The development means buyers and sellers of foreign currency in the official FX market are now allowed to quote rates they find comfortable in the FX market, as against previous practice where rates were dictated by the Central Bank of Nigeria (CBN).
The Investors & Exporters (I&E) window is now quoting a range of between N750 and N755/$, according to customers who cited emails received from their banks.
That implies a 21 percent decline in the naira compared to the previous rate of N463/$ which the Central Bank of Nigeria (CBN) is still quoting as the I&E rate on its website. However, the last time the CBN updated the rate was June 9.
The latest move by the CBN follows President Bola Tinubu’s suspension of CBN governor Godwin Emefiele whose unorthodox monetary policies had become a stumbling block to investors and the economy.
The exchange rate could go as high as N800 by the end of today, according to some bankers, who say an initial knee-jerk reaction could cause the naira to weaken sharply before recovering some lost ground.
“Given that this new rate in the official market is the same as the parallel market, there is no incentive for people and businesses with genuine transactions to patronize the parallel market, hence FX trading activity in the parallel market will slow down significantly,” Abiola Rasaq, an economist and former head of investor relations at United Bank for Africa.
“Subsequently, the official market should attract more FX supply and rate should gradually ease in the I&E window, and such would cause rates in the parallel market to also ease,” Rasaq said.
The CBN’s next move should be to prioritise supply of dollars to support the naira float.

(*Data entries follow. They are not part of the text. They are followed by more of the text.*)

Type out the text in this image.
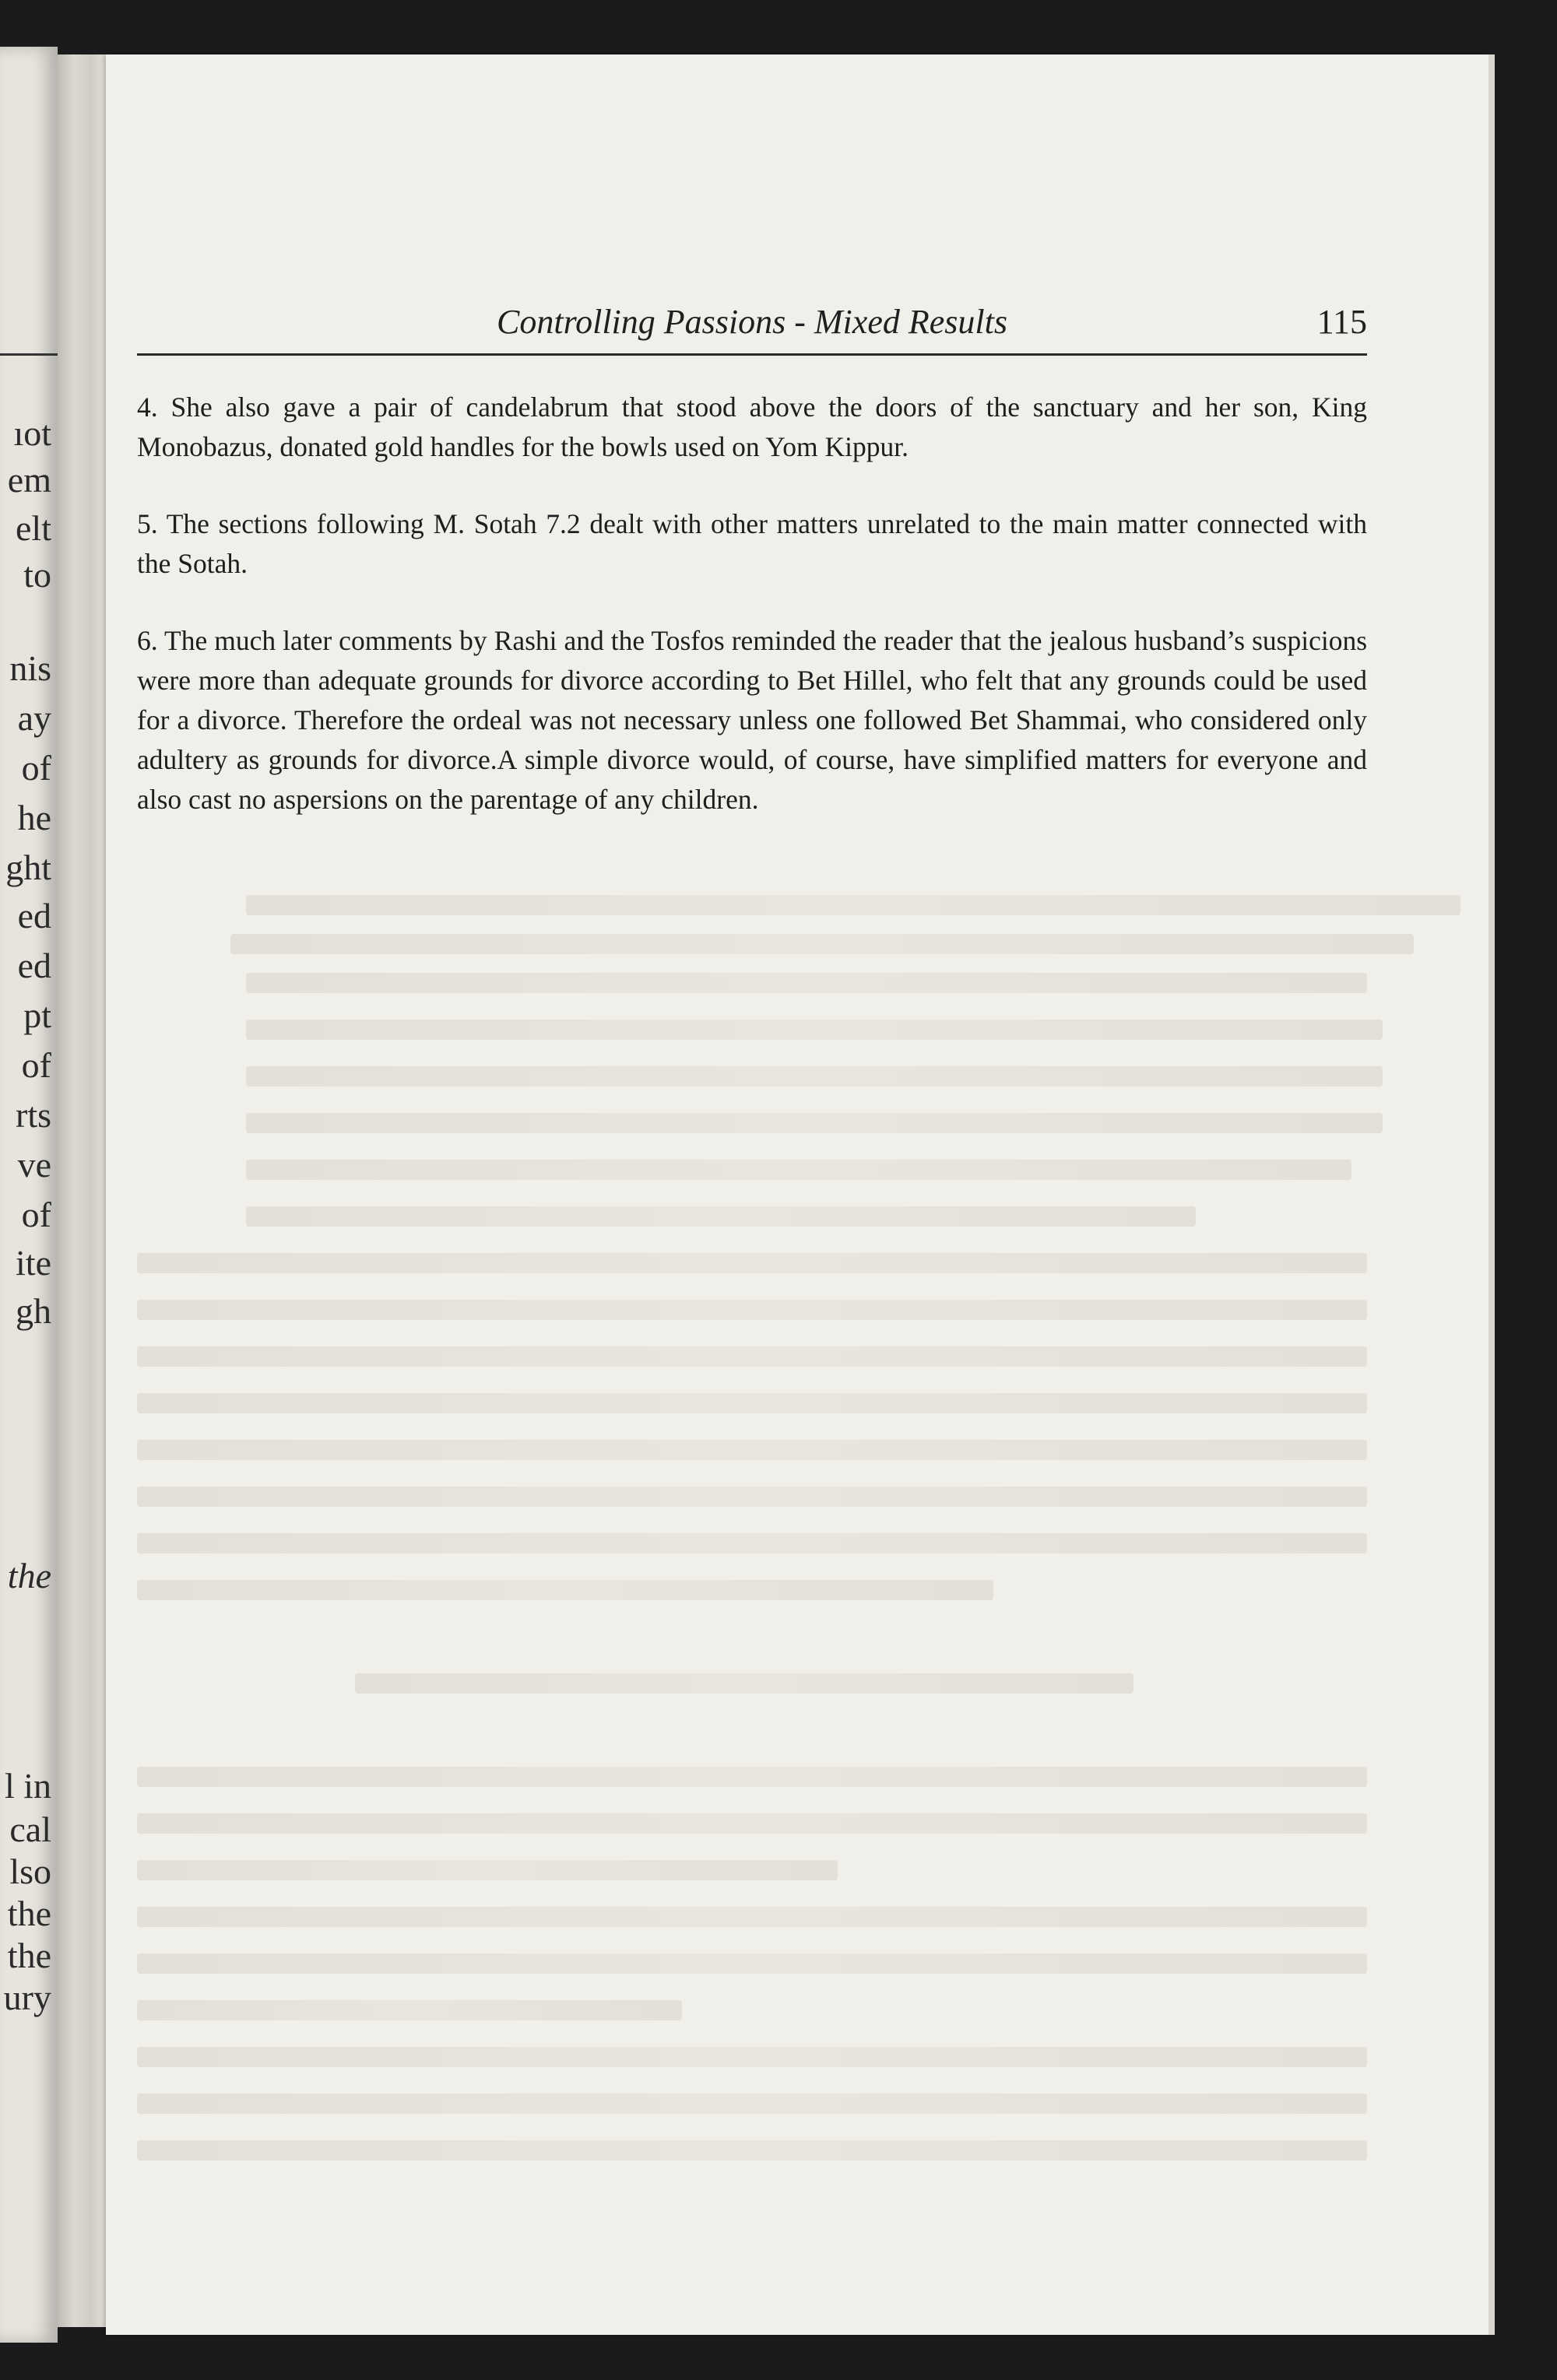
ıot
em
elt
to
nis
ay
of
he
ght
ed
ed
pt
of
rts
ve
of
ite
gh
the
l in
cal
lso
the
the
ury
Controlling Passions - Mixed Results	115

4. She also gave a pair of candelabrum that stood above the doors of the sanctuary and her son, King Monobazus, donated gold handles for the bowls used on Yom Kippur.

5. The sections following M. Sotah 7.2 dealt with other matters unrelated to the main matter connected with the Sotah.

6. The much later comments by Rashi and the Tosfos reminded the reader that the jealous husband’s suspicions were more than adequate grounds for divorce according to Bet Hillel, who felt that any grounds could be used for a divorce. Therefore the ordeal was not necessary unless one followed Bet Shammai, who considered only adultery as grounds for divorce.A simple divorce would, of course, have simplified matters for everyone and also cast no aspersions on the parentage of any children.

“The convergence of the rates is only the first step, the next step is the most crucial and that is to boost supply into the market,” a source told BusinessDay.
“No foreign investor will come without a hedge and that can only come when there is assurance of supply. That’s the hard work,” the source said.
Another knowledgeable source is of the view that allowing the market to determine the FX rate is only the first of six steps to fixing Nigeria’s broken FX market.
The second step must be to provide a hedge mechanism that is priced in line with the market while the third step is to ensure market yields are attractive to Foreign Portfolio Investors (FPI).
The next steps are to ensure transparency and remove all controls around domiciliary accounts. Finally, there is also a need to clear the dollar backlog in the market in order to attract FPIs.
“The focus is on supply,” the source said.
Expectations are high after the initial move to fix Nigeria’s broken FX market.
Chidi Uzo, a fund manager at Stanbic IBTC Pension Managers Ltd, said the move was “a bold step in the right direction.”
“However this should go in tandem with the lifting of capital restrictions for investors waiting on the sidelines to repatriate their funds. We expect foreign investor participation to be swayed by the extent to which capital is allowed to flow freely,” Uzo said.
“Overall, the effective harmonisation of Nigeria’s multiple exchange rates by allowing market forces to determine the fair value of the naira should immediately reverse the multi-year widening spreads between the official exchange rate and the parallel market exchange rates,” he said.